My brother lives in Seattle and belongs to the reform temple there. He says the Sikh community in Seattle also helped guard the general area near the Federation after the shooting and during the Sabbath.

I put this comment in your combox under the earlier thread about the shooting, but the comments had already mutated, so I don't know that anyone noticed. Please excuse my saying so again.

[Religio-Cultural note: Three kids in our family, raised in the Presbyterian Church in America; now one is Jewish, one is in the Salvation Army, and the youngest (me) is in the Catholic Church. Yes, family gatherings, rare as they are, are quite ... interesting.]


I noticed.

Having been in a few alien places in my life, I have to say that every time I came back to the USA I loved it more.


Ah Pavel, but have you been to Australia? lol


It is a beautiful thing to behold.


Assuming you got the name right, I fail to see your point. Sikhs are not Muslim, they are a sub-sect of Hindus.
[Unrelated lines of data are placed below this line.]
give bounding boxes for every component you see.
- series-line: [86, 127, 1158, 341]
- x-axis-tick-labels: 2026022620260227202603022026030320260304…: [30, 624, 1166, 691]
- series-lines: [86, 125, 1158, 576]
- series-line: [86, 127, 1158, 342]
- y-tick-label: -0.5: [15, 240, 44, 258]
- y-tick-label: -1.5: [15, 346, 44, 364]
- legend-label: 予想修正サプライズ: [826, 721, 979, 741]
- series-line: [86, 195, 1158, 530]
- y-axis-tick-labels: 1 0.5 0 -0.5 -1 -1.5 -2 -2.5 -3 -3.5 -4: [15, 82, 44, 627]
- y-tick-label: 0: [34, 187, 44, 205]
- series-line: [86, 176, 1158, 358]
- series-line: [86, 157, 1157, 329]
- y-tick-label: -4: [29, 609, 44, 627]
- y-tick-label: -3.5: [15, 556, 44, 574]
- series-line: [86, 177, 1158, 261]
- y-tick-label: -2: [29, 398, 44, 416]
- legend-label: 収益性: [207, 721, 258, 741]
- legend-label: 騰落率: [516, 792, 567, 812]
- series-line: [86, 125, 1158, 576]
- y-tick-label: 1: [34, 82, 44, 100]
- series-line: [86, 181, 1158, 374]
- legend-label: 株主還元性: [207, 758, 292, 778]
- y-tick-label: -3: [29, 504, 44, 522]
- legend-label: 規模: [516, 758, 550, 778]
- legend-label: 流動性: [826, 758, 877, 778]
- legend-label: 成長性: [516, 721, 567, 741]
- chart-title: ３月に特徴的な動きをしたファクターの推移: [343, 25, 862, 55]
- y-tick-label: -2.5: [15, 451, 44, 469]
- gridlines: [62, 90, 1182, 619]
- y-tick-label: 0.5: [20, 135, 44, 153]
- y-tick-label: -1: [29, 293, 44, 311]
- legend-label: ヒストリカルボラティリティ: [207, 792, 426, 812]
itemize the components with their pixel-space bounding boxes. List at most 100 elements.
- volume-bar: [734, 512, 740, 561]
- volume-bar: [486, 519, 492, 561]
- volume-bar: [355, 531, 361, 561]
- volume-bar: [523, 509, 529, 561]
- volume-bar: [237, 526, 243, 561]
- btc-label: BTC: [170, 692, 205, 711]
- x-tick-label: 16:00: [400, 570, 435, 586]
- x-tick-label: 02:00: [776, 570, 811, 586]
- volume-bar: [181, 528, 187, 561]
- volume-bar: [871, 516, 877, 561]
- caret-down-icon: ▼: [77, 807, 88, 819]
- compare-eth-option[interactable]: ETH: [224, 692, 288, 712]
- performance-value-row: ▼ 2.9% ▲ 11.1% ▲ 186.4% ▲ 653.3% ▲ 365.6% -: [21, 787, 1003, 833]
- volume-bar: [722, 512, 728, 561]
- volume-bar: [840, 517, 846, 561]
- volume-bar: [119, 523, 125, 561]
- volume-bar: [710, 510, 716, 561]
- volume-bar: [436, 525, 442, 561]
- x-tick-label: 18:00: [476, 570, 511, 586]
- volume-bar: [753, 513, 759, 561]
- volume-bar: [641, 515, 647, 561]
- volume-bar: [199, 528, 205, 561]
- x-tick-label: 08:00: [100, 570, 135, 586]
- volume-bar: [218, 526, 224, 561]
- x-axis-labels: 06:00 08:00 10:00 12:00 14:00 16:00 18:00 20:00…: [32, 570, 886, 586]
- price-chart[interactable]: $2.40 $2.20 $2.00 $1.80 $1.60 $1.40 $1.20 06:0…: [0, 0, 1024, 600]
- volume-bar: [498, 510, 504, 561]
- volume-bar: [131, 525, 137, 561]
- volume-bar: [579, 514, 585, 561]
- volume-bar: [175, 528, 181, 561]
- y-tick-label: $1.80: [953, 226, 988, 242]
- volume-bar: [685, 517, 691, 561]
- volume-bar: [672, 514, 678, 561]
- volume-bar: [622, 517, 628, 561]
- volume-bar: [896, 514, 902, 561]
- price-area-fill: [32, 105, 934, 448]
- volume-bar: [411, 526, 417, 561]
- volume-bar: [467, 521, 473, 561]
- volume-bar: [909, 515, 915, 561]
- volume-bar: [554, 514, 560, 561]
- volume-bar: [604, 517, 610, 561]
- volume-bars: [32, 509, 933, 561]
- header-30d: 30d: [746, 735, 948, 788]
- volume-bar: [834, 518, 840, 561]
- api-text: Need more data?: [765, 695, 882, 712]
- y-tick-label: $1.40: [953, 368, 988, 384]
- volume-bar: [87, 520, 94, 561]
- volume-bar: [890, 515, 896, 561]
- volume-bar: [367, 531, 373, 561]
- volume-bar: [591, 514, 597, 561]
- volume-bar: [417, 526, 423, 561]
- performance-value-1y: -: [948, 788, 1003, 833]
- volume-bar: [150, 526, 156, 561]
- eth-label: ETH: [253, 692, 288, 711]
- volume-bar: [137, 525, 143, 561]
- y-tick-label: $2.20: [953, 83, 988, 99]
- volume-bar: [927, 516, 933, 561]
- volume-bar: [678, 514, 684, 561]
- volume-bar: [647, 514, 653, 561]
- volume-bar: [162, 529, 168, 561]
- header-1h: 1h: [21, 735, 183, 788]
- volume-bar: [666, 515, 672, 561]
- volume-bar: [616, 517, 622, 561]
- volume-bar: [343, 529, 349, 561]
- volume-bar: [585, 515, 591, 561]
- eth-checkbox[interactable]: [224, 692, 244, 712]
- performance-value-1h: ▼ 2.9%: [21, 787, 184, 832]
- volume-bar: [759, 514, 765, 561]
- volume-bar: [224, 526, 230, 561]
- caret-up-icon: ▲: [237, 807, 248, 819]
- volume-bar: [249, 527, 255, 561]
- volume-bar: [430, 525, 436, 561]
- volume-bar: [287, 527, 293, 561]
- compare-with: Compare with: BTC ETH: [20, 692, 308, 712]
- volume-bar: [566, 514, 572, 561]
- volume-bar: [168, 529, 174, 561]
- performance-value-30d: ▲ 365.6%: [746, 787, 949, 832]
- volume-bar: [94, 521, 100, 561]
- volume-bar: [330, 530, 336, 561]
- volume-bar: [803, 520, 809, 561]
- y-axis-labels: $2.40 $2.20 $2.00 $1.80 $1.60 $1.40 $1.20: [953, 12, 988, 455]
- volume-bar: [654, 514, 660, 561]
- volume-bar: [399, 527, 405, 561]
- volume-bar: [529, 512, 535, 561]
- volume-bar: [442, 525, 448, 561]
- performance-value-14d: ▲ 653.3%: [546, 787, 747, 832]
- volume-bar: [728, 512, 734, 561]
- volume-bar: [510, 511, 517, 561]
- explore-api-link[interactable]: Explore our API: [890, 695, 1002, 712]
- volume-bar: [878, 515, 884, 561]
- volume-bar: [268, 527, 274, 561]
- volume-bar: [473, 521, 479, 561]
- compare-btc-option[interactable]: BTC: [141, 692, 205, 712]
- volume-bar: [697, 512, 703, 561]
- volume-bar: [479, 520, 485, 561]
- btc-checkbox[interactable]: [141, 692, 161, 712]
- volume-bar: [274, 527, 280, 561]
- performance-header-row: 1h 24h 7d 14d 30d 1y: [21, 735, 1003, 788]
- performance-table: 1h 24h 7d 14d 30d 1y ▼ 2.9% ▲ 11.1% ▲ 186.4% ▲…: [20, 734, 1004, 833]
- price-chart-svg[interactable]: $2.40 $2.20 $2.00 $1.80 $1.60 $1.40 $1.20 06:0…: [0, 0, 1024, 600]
" Ah Pavel, but have you been to Australia? lol"

Yes, and it's lovely, friendly, and I have good friends there. But alas, it's not home.


P.S. I must say, re Oz, that of all the places I've ever been, and I've been from Tashkent to North Cape, I've felt most at home in Australia, other than the States.


My point was simply that they hadn't been mentioned, though other religions, notabley different Christian group and Muslims, had been mentioned in the story.

I thought that deserved some recognition. I don't get your not getting it.


Paul, Sikhs would violently disagree. Sikhs have even less in common with Hinduism than Buddhism, and is nearly always examined as a distinct religion in itself.